Special Exponent Values

  • All zeros and all ones reserved for special purposes.
  • Available range: -126 to +127
  • Continuity and ease of comparison via bias representation.

Comparing Floating Point Numbers

  • Steps:
    1. Compare sign bits
    2. Compare exponents
    3. Compare mantissas
  • Bias representation aids comparison due to continuity in number ordering.

Example Calculations

  • Converting IEEE 754 format to decimal:
    • Use sign bit, exponent value (after bias subtraction), and mantissa
    • Normalized binary numbers converted to true binary for final decimal value
  • Example conversions illustrate process.

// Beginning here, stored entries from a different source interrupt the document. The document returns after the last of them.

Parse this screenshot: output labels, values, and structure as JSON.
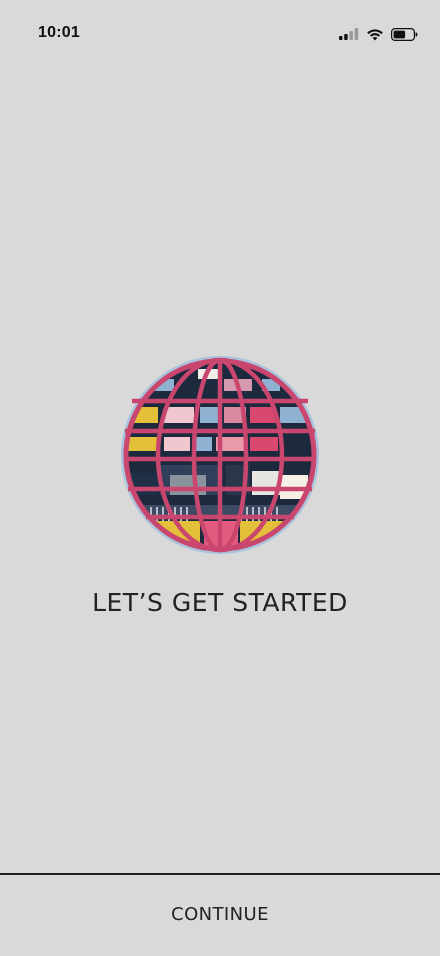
{
  "status_bar": {
    "time": "10:01",
    "icons": [
      "cellular-signal-icon",
      "wifi-icon",
      "battery-icon"
    ]
  },
  "hero": {
    "image": "globe-illustration",
    "title": "LET’S GET STARTED"
  },
  "footer": {
    "continue_label": "CONTINUE"
  },
  "colors": {
    "background": "#d9d9d9",
    "text": "#222222",
    "globe_outline": "#c9466e",
    "globe_dark": "#1d2a3d",
    "globe_accent_yellow": "#e3bf3a",
    "globe_accent_blue": "#8fb1d2"
  }
}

Decimal to IEEE 754 Format

  • Conversion of decimal to binary, normalize, adjust exponent, and store.
  • Example: Converting 12.625 into IEEE format.

Range and Precision

  • Largest and smallest numbers in single precision format:
    • Max exponent: 127
    • Min exponent: -126
  • Precision limited by stored mantissa bits.
  • Fixed vs floating point representation: floating point covers greater range but less precision.

Double Precision Format

  • 64-bit Structure:
    • 1 bit: Sign
    • 11 bits: Exponent
    • 52 bits: Mantissa
  • Bias: 1023
  • Enhanced range and precision compared to single precision.

Conclusion

  • IEEE 754 standard helps store floating point numbers with defined structure.
  • Double precision offers greater precision than single.
  • Special cases for all-zero and all-one exponents to be explored in future content.